Isat_bw = im_class == find(gmmf.mu == min(gmmf.mu)); %isolate desired class
opened = imopen(Isat_bw, strel('disk',3)); % morph open
closed = imclose(Isat_bw, strel('disk',50)); % morph close
imshow(closed)

Next, we’ll use a size filter to isolate the document ROI from the big object at the bottom. I’ll assume that your document will never fill the entire width of the image and that any solid objects bigger than the sheet of paper are not wanted. We can use the regionprops
function to give us statistics about the objects we detect and, in this case, we’ll just return the objects’ major axis length and corresponding pixels:
% Size filtering
props = regionprops(closed,'PixelIdxList','MajorAxisLength');
[~,ridx] = min([props.MajorAxisLength]);
output_im = zeros(numel(closed),1);
output_im(props(ridx).PixelIdxList) = 1;
output_im = reshape(output_im, size(closed));
% Display final mask
imshow(output_im)

Finally, we are left with output_im
- a binary mask for a single solid object corresponding to the document.
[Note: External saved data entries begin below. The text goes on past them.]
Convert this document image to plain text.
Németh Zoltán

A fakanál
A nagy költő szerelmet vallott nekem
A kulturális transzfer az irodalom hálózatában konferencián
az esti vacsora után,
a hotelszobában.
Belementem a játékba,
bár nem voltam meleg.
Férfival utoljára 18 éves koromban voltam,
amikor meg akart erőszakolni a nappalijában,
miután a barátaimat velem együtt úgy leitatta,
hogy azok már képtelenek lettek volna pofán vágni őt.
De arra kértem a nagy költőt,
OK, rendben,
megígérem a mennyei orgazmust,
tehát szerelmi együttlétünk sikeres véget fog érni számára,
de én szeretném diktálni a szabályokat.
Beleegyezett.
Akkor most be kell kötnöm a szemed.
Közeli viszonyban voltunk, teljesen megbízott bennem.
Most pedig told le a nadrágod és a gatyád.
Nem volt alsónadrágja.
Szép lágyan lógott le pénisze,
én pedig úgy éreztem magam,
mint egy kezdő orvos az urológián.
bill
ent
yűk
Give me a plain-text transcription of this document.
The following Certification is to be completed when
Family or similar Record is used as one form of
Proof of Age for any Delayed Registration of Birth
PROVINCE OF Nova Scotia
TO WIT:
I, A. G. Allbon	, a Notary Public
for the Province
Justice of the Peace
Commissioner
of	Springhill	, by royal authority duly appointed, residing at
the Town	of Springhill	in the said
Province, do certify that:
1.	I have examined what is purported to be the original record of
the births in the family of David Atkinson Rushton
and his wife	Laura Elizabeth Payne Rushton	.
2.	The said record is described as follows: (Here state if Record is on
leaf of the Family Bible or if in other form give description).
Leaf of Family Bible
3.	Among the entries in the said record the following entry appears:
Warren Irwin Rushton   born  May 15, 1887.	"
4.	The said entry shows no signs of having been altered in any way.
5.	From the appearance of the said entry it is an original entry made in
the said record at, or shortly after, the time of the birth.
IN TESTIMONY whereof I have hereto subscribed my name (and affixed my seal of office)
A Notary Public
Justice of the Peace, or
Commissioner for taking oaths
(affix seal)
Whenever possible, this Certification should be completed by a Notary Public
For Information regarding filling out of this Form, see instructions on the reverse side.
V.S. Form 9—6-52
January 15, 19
If this particular size filtering rule doesn’t work well on your other images, it should be possible to find a set of values for other features reported by regionprops
(e.g. total area, minor axis length, etc.) that give reliable results.
A side-by-side comparison of the original and the final masked image shows that this approach produces pretty good results for your sample image, but some of the parameters (like the size exclusion rules) may need to be tuned if results for other images aren't quite as nice.
% Display final image
image([I I.*uint8(output_im)]); axis image; axis off

One final note: be aware that the GMM algorithm is sensitive to random initial conditions, and therefore might randomly fail, or produce undesirable results. Because of this, it's important to have some kind of quality control measures in place to ensure that these random failures are detected. One possibility is to use the posterior probabilities of the GMM model to form some kind of criteria for rejecting a certain fit, but that’s beyond the scope of this answer.